Included in the day’s death toll are at least 18 Iraqi police officers and three Iraqi Army personnel. Despite reports of continuing clashes in the hotspot zones, the official said he believed things were calming down and the military, working with Iraqi security forces, were in charge. "It appears they are in control of most of the cities now; the attacks have gone over their peak" the official said, while acknowledging the situation could change very quickly. The attackers appeared to target institutions that represent the so-called new Iraq created under the US-led occupation. "What they are trying to do is not hold up a police station, they are trying to get the symbolic effect of being able to go to a democratic institution ... make a bang, make a show and then run away" the official said. "What does that really affect? It looks good on television and sounds good in print but does it really have a significant effect over time and the answer in no."
Posted by:Dan Darling

#1  The next week will probably see the worst terrorism since the Liberation of Iraq. Already today some seventy people are dead, murdered, by those who do not want to see a free Iraq. It will get worse.

You'd have to be close to insane to defend the terrorists. Iraq is about to become self-governing, in a way that it hasn't in thirty years or more. The terrorists' solution is to murder Iraqis. Why? Just to make a statment that they want to be the ones in power, I guess.

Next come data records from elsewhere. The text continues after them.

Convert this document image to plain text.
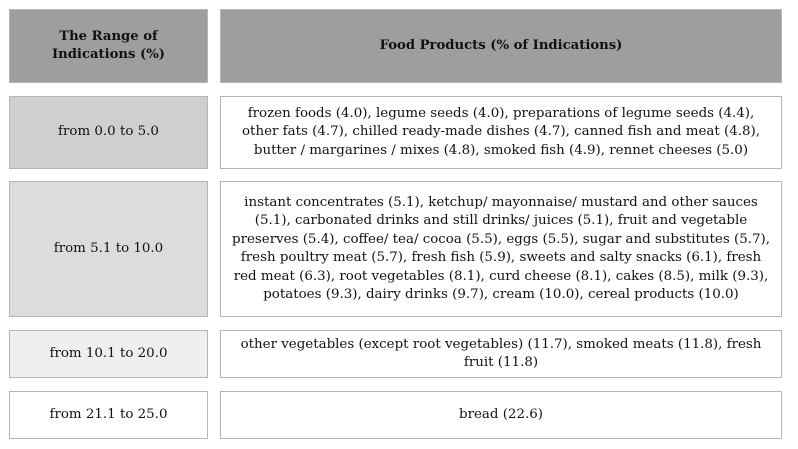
The Range of Indications (%)
Food Products (% of Indications)
from 0.0 to 5.0
frozen foods (4.0), legume seeds (4.0), preparations of legume seeds (4.4), other fats (4.7), chilled ready-made dishes (4.7), canned fish and meat (4.8), butter / margarines / mixes (4.8), smoked fish (4.9), rennet cheeses (5.0)
from 5.1 to 10.0
instant concentrates (5.1), ketchup/ mayonnaise/ mustard and other sauces (5.1), carbonated drinks and still drinks/ juices (5.1), fruit and vegetable preserves (5.4), coffee/ tea/ cocoa (5.5), eggs (5.5), sugar and substitutes (5.7), fresh poultry meat (5.7), fresh fish (5.9), sweets and salty snacks (6.1), fresh red meat (6.3), root vegetables (8.1), curd cheese (8.1), cakes (8.5), milk (9.3), potatoes (9.3), dairy drinks (9.7), cream (10.0), cereal products (10.0)
from 10.1 to 20.0
other vegetables (except root vegetables) (11.7), smoked meats (11.8), fresh fruit (11.8)
from 21.1 to 25.0	bread (22.6)
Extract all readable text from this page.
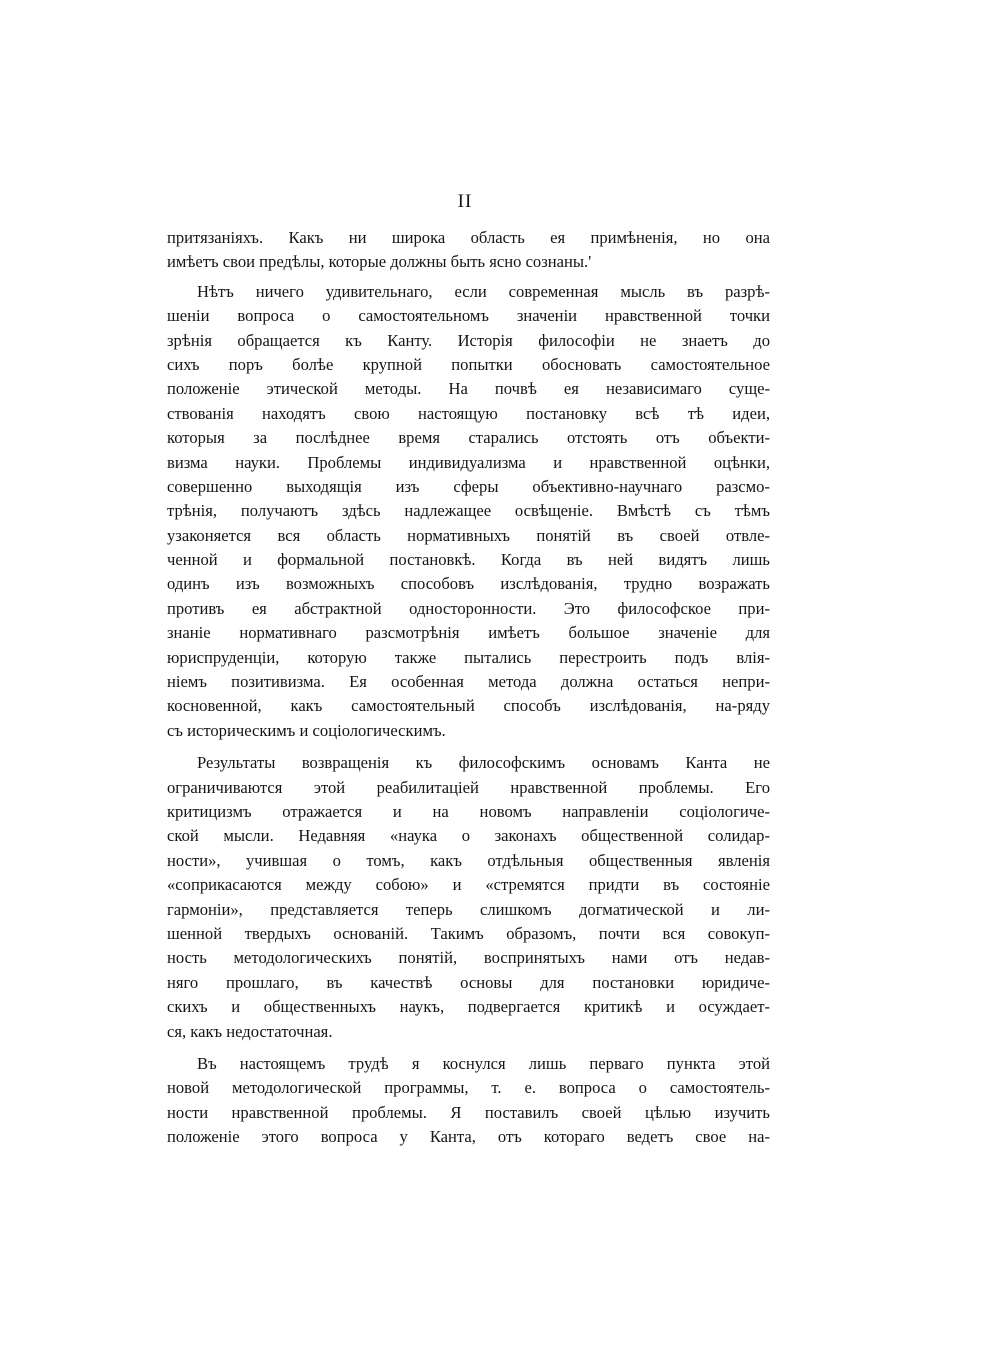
II
притязаніяхъ. Какъ ни широка область ея примѣненія, но она
имѣетъ свои предѣлы, которые должны быть ясно сознаны.'
Нѣтъ ничего удивительнаго, если современная мысль въ разрѣ-
шеніи вопроса о самостоятельномъ значеніи нравственной точки
зрѣнія обращается къ Канту. Исторія философіи не знаетъ до
сихъ поръ болѣе крупной попытки обосновать самостоятельное
положеніе этической методы. На почвѣ ея независимаго суще-
ствованія находятъ свою настоящую постановку всѣ тѣ идеи,
которыя за послѣднее время старались отстоять отъ объекти-
визма науки. Проблемы индивидуализма и нравственной оцѣнки,
совершенно выходящія изъ сферы объективно-научнаго разсмо-
трѣнія, получаютъ здѣсь надлежащее освѣщеніе. Вмѣстѣ съ тѣмъ
узаконяется вся область нормативныхъ понятій въ своей отвле-
ченной и формальной постановкѣ. Когда въ ней видятъ лишь
одинъ изъ возможныхъ способовъ изслѣдованія, трудно возражать
противъ ея абстрактной односторонности. Это философское при-
знаніе нормативнаго разсмотрѣнія имѣетъ большое значеніе для
юриспруденціи, которую также пытались перестроить подъ влія-
ніемъ позитивизма. Ея особенная метода должна остаться непри-
косновенной, какъ самостоятельный способъ изслѣдованія, на-ряду
съ историческимъ и соціологическимъ.
Результаты возвращенія къ философскимъ основамъ Канта не
ограничиваются этой реабилитаціей нравственной проблемы. Его
критицизмъ отражается и на новомъ направленіи соціологиче-
ской мысли. Недавняя «наука о законахъ общественной солидар-
ности», учившая о томъ, какъ отдѣльныя общественныя явленія
«соприкасаются между собою» и «стремятся придти въ состояніе
гармоніи», представляется теперь слишкомъ догматической и ли-
шенной твердыхъ основаній. Такимъ образомъ, почти вся совокуп-
ность методологическихъ понятій, воспринятыхъ нами отъ недав-
няго прошлаго, въ качествѣ основы для постановки юридиче-
скихъ и общественныхъ наукъ, подвергается критикѣ и осуждает-
ся, какъ недостаточная.
Въ настоящемъ трудѣ я коснулся лишь перваго пункта этой
новой методологической программы, т. е. вопроса о самостоятель-
ности нравственной проблемы. Я поставилъ своей цѣлью изучить
положеніе этого вопроса у Канта, отъ котораго ведетъ свое на-
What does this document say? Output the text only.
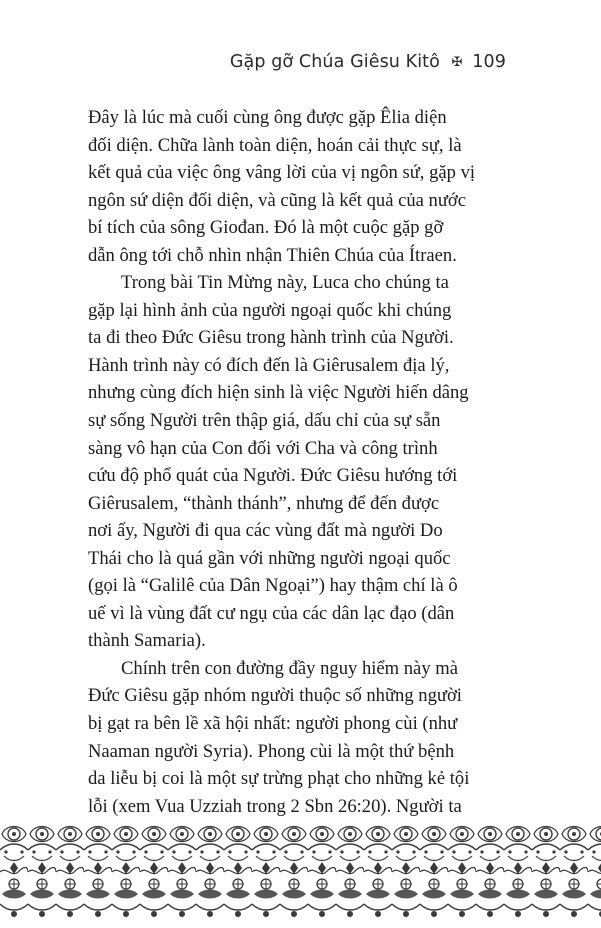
Gặp gỡ Chúa Giêsu Kitô ✠ 109

Đây là lúc mà cuối cùng ông được gặp Êlia diện
đối diện. Chữa lành toàn diện, hoán cải thực sự, là
kết quả của việc ông vâng lời của vị ngôn sứ, gặp vị
ngôn sứ diện đối diện, và cũng là kết quả của nước
bí tích của sông Giođan. Đó là một cuộc gặp gỡ
dẫn ông tới chỗ nhìn nhận Thiên Chúa của Ítraen.

Trong bài Tin Mừng này, Luca cho chúng ta
gặp lại hình ảnh của người ngoại quốc khi chúng
ta đi theo Đức Giêsu trong hành trình của Người.
Hành trình này có đích đến là Giêrusalem địa lý,
nhưng cùng đích hiện sinh là việc Người hiến dâng
sự sống Người trên thập giá, dấu chỉ của sự sẵn
sàng vô hạn của Con đối với Cha và công trình
cứu độ phổ quát của Người. Đức Giêsu hướng tới
Giêrusalem, “thành thánh”, nhưng để đến được
nơi ấy, Người đi qua các vùng đất mà người Do
Thái cho là quá gần với những người ngoại quốc
(gọi là “Galilê của Dân Ngoại”) hay thậm chí là ô
uế vì là vùng đất cư ngụ của các dân lạc đạo (dân
thành Samaria).

Chính trên con đường đầy nguy hiểm này mà
Đức Giêsu gặp nhóm người thuộc số những người
bị gạt ra bên lề xã hội nhất: người phong cùi (như
Naaman người Syria). Phong cùi là một thứ bệnh
da liễu bị coi là một sự trừng phạt cho những kẻ tội
lỗi (xem Vua Uzziah trong 2 Sbn 26:20). Người ta
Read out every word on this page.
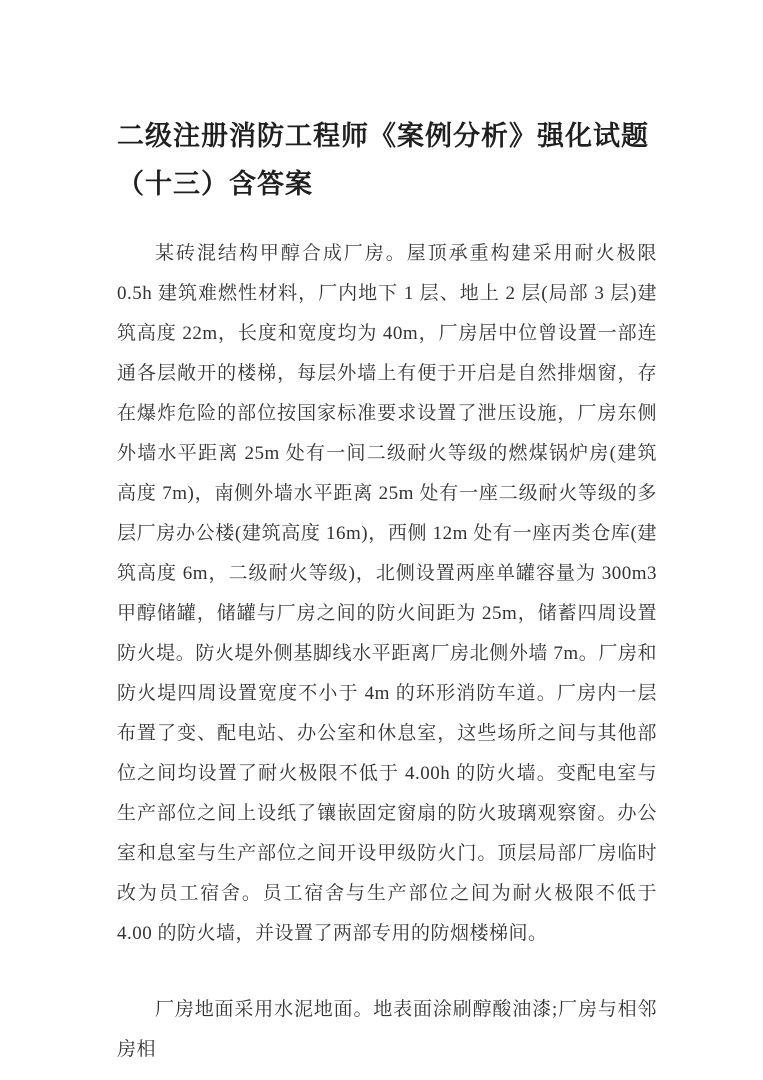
二级注册消防工程师《案例分析》强化试题（十三）含答案

某砖混结构甲醇合成厂房。屋顶承重构建采用耐火极限 0.5h 建筑难燃性材料，厂内地下 1 层、地上 2 层(局部 3 层)建筑高度 22m，长度和宽度均为 40m，厂房居中位曾设置一部连通各层敞开的楼梯，每层外墙上有便于开启是自然排烟窗，存在爆炸危险的部位按国家标准要求设置了泄压设施，厂房东侧外墙水平距离 25m 处有一间二级耐火等级的燃煤锅炉房(建筑高度 7m)，南侧外墙水平距离 25m 处有一座二级耐火等级的多层厂房办公楼(建筑高度 16m)，西侧 12m 处有一座丙类仓库(建筑高度 6m，二级耐火等级)，北侧设置两座单罐容量为 300m3 甲醇储罐，储罐与厂房之间的防火间距为 25m，储蓄四周设置防火堤。防火堤外侧基脚线水平距离厂房北侧外墙 7m。厂房和防火堤四周设置宽度不小于 4m 的环形消防车道。厂房内一层布置了变、配电站、办公室和休息室，这些场所之间与其他部位之间均设置了耐火极限不低于 4.00h 的防火墙。变配电室与生产部位之间上设纸了镶嵌固定窗扇的防火玻璃观察窗。办公室和息室与生产部位之间开设甲级防火门。顶层局部厂房临时改为员工宿舍。员工宿舍与生产部位之间为耐火极限不低于 4.00 的防火墙，并设置了两部专用的防烟楼梯间。

厂房地面采用水泥地面。地表面涂刷醇酸油漆;厂房与相邻房相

The Michael Moores of the world will fail to see that these terrorists are the same thugs and criminals that enslaved Iraq for so long before the Liberation, or they are religious fanatics determined to drag Iraq into the twelfth century. Nothing about this campaign says "progress" Nothing is intended to make Iraq a better place for all its citizens. The murders that we will witness over the next week are solely intended to prevent Iraq from becoming free and successful as a nation.

It will take a firm resolve on the part of all Iraqis. The terrorists can make life so miserable that Iraqis demand a strong leader. It's what they know, and the security that a dictator brings could become very attractive amidst the coming carnage.

Iraq needs our support more than ever. Not just our money and our military, but our resolve that the Iraqis deserve everything we have, freeedom, economic success, hope. Iraqis need to know that we believe in them and their future. This will be Iraq's "Battle of Britain", the biggest test of their will, and our will as well.